Under the Interior Department’s proposal, regulations would be reduced as a species recovers, or should a species decline, they would become more strict.
“For the first time, landowners incentives will actually be aligned with the interests of species. I think that’s critical for encouraging landowners to protect habitat that exists today and restore habitat that can provide for the recovery of a species.”
“For the first time, landowners incentives will actually be aligned with the interests of species,” Wood says. “I think that’s critical for encouraging landowners to protect habitat that exists today and restore habitat that can provide for the recovery of a species.”
PERC also advocates for other market-driven approaches to species protection and recovery, including preventive ones. It encourages states, environmental groups and corporations to work together to avoid the need to list a species and, thus, the costly consequences of doing so. Wood notes several successful examples of this.

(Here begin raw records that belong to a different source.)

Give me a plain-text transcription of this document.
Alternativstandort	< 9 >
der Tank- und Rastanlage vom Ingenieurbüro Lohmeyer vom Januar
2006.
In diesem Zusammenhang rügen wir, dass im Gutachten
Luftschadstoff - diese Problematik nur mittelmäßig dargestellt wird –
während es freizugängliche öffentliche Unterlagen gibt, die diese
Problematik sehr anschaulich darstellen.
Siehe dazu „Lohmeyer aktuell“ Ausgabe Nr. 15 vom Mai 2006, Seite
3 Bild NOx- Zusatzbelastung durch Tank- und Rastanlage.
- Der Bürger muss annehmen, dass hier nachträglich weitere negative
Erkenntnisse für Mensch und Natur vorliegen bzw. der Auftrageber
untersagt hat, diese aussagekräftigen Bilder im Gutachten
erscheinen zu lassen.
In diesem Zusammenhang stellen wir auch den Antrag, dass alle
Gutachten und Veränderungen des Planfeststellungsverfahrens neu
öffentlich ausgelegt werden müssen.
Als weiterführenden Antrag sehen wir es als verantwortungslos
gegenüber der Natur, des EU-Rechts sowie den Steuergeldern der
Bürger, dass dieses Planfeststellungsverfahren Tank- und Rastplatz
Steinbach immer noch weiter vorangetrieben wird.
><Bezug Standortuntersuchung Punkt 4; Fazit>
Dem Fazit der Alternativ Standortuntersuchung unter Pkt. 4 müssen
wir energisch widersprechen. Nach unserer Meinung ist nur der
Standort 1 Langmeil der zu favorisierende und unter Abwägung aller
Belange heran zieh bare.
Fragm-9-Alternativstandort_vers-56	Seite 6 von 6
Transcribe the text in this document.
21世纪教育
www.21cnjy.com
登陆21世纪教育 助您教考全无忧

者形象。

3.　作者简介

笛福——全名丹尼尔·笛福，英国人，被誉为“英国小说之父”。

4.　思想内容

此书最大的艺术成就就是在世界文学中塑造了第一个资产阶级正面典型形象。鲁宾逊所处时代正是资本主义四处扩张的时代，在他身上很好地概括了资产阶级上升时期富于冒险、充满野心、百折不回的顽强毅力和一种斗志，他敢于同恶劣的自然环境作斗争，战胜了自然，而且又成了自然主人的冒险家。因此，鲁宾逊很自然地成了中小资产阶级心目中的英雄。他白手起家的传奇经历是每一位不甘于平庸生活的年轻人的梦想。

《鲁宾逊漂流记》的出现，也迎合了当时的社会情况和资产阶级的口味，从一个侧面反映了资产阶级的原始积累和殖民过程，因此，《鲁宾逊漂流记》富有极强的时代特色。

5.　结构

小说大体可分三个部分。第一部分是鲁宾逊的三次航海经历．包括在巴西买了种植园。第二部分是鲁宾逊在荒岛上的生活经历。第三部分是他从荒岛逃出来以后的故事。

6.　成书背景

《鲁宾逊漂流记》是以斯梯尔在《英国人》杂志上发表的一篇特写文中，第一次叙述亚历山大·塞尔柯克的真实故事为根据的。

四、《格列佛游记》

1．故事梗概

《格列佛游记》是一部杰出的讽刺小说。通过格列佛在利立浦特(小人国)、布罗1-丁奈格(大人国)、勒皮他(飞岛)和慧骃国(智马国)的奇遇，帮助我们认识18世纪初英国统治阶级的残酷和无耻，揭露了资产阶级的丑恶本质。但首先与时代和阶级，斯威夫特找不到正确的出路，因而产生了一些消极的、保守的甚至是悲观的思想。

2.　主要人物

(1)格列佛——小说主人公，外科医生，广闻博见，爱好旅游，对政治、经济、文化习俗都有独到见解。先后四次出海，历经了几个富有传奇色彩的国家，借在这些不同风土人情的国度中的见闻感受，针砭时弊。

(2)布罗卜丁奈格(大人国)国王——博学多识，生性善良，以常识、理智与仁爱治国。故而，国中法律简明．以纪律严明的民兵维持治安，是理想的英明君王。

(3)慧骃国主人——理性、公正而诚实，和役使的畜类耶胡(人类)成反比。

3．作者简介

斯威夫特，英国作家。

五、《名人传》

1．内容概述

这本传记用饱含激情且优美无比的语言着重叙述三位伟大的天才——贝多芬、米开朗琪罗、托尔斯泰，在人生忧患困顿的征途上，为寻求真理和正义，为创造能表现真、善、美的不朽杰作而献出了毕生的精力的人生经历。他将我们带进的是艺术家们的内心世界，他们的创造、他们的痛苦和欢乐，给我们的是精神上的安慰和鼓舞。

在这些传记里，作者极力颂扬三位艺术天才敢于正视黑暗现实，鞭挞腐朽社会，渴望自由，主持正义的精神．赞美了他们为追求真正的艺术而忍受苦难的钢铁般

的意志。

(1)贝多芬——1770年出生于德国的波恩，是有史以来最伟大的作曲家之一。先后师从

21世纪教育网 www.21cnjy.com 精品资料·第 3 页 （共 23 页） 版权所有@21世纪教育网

“The states of Texas and New Mexico developed a plan: They went to oil, gas, solar and wind companies and said, ‘Look, you’re not going to be able to continue [as is] if this species is listed. Let’s negotiate a program that lets you continue in exchange for funding efforts to protect habitat or restore habitat elsewhere,’” explains Wood. “And that program has been tremendously successful.”
Another approach is allowing those who place the most value on endangered species or who would benefit most from a prompt listing decision to contribute by helping expedite the process. Wood cites as an example what happened with pharmaceuticals under the FDA.
“For years, the FDA wasn’t able to approve new drugs in a timely manner, which naturally meant that companies couldn’t sell the drug and people couldn’t benefit from the cures that had been developed. Although the pharmaceutical companies were initially resistant to contributing to that, they did agree to a compromise and now benefit from much faster approvals and are now the biggest supporter of that program,” he says. “Well, one way to fix the [ESA] listing problem is to allow petitioners to contribute whatever the cost of reviewing a petition would be.”
Similarly, PERC supports a process developed under the Obama administration designed to prioritize petitions. It is “based on the degree of threats that species face, the quality of the science and whether state and private conservation efforts are ongoing,” Wood wrote in an article for The Hill.
“[It] basically created a five-factor test to look at petitions and prioritize those where the science was extremely well developed and the species was critically endangered and to deprioritize those where the science was murky and there were already state efforts [in place] to conserve the species or threats were really remote,” says Wood.
In addition to the Interior Department’s proposed changes, lawmakers last year introduced several bills to amend the ESA. However, because these did not pass in the last session, they would have to be reintroduced, and with a divided Congress, Wood says this is highly unlikely.
As with anything, Clark says it’s important that we are aware of what we bring “in our heads” to the debate over endangered species recovery — something that she says is not being talked about but that needs to be if we are to make any progress.
More than just hoping that a species will recover, we have to be pragmatic, Clark notes.
“It’s not about hope. It’s about what I call pragmatic hope. Pragmatism is about understanding and dealing with the real world,” she says. “It may feel good to … tell yourself we’re being hopeful and optimistic, but it has nothing to do with understanding real problems and dealing with them. We have to be pragmatically hopeful — with the emphasis on pragmatic.”